La beauté a du prix ; c’est peut-être ce que nous possédons de plus cher ; mais la capacité d’exprimer l’émotion de telle manière qu’elle demeure intacte a encore plus de valeur. Le livre de Mr Pound contient toutes ces richesses. Par conséquent, je pense que nous pouvons dire que c’est de loin son meilleur livre, car même s’il suit les traces de près -et la plupart d’entre nous n’ont aucun moyen d’en juger- il y a mis beaucoup de lui-même.
"Cathay" et "Lustra" ont été suivis par les traductions de pièces du théâtre Noh. Le Noh n’y compte pas autant que les poésies chinoises (il n’est certainement pas aussi important pour la langue anglaise) ; l’attitude nous est moins étrangère ; le travail n’est pas aussi solide, aussi consistant. "Cathay", je crois, vaut le "SeaFarer" ; le Noh fera partie des traductions de Pound. C’est comme un dessert après le festin de "Cathay". Il y a, cependant, des passages que Pound a conçu comme différents tant du chinois que de ce que nous connaissons de la langue anglaise. Par exemple, le beau discours du vieux Kagekiyo, qui se rémémore sa jeunesse et son courage :
He thought, how easy this killing. He rushed with his spearshaft gripped under his arm. He cried out, "I am Kagekiyo of the Heike." He rushed on to take them. He pierced through the helmet vizards of Miyanoya.
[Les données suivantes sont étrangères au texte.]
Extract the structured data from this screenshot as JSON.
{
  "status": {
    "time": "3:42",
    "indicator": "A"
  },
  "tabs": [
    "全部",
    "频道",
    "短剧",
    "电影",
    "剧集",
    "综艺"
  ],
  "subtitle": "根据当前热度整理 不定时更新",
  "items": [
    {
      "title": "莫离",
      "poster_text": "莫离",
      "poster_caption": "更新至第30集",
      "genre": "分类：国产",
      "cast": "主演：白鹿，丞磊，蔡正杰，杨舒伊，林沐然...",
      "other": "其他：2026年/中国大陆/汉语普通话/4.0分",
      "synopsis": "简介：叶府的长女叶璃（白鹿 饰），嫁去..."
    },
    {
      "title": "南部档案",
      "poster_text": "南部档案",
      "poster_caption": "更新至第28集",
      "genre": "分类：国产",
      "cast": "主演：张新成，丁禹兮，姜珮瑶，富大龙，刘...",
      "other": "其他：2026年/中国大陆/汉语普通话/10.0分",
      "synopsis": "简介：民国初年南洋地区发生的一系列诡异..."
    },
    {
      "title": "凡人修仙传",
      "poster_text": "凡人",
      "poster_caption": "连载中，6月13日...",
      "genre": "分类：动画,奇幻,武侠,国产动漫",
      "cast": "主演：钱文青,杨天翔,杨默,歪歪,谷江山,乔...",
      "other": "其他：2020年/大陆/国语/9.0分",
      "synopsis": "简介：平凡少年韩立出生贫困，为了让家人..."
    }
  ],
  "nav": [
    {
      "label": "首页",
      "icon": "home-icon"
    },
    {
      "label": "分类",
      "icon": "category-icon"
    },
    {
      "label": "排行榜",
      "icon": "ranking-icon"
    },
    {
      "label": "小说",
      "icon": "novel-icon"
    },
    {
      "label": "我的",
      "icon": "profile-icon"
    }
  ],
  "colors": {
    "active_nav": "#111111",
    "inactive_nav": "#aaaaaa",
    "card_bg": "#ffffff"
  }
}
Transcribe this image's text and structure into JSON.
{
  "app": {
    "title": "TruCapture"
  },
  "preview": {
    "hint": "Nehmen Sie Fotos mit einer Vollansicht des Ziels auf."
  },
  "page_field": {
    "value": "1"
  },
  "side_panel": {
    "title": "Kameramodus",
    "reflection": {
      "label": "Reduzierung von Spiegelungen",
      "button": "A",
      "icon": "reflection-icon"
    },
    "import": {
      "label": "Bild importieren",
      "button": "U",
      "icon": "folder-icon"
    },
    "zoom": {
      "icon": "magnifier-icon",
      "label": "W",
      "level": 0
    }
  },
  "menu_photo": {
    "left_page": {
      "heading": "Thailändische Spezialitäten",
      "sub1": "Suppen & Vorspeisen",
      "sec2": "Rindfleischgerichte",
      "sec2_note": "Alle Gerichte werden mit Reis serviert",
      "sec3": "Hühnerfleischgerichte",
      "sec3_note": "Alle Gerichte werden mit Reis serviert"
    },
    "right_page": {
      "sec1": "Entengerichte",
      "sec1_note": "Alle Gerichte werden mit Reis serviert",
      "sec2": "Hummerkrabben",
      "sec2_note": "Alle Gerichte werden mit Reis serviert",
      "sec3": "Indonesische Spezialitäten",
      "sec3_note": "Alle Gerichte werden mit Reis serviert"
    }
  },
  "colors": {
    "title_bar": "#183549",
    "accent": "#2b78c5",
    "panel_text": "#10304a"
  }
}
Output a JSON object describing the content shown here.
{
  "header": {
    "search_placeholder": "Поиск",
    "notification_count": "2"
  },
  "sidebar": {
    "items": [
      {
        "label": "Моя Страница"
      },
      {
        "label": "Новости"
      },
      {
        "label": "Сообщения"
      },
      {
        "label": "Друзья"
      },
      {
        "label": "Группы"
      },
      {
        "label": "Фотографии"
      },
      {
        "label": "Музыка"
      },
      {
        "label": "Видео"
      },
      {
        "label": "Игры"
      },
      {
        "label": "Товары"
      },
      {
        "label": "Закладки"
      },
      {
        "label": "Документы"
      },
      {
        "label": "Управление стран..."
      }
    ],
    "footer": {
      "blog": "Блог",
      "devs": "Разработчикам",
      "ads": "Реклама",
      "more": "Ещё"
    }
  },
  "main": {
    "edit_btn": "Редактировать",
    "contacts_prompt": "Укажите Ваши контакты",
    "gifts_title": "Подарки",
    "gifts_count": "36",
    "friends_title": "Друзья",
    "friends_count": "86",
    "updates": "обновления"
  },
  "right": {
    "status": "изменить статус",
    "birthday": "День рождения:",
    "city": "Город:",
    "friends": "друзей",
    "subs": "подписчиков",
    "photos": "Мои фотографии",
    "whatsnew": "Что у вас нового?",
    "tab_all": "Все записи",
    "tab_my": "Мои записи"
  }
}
Miyanoya fled twice, and again ; and Kagekiyo cried : "You shall not escape me !" He leaped and wrenched off his helmet. "Eya !" The vizard broke and remained in his hand, and Miyanoya still fled afar, and afar, and he looked back crying in terror, "How terrible, how heavy your arm !" And Kagekiyo called at him, "How tough the shaft of your neck is !" And they both laughed out over the battle, and went off each his own way.
Dans sa critique du "Noh", le "Times Literary Supplement" a évoqué à propos de Mr Pound
"la maîtrise de la belle diction" et sa "prose astucieusement rythmée".
Mais depuis "Lustra", Mr Pound a encore évolué. Il explore maintenant l’épopée, dont trois chants ont paru dans la revue américaine "Lustra" (ils avaient déjà été publiés dans "Poetry" - C’est tout à l’honneur de Miss Monroe d’avoir eu le courage de publier de la poésie épique à notre époque - mais cette version de "Lustra" est révisée et améliorée par la révision). Nous prenons cette nouvelle période comme un essai : quand on a étudié les poésies de Mr Pound dans l’ordre chronologique et qu’on est venu à bout de "Lustra" et de "Cathay," alors on est en mesure de lire les Cantos - mais seulement dans ces conditions. Si le lecteur ne réussit pas à les aimer, il a probablement été trop vite et ferait bien de retourner au point de départ ("Personae") et de recommencer le voyage.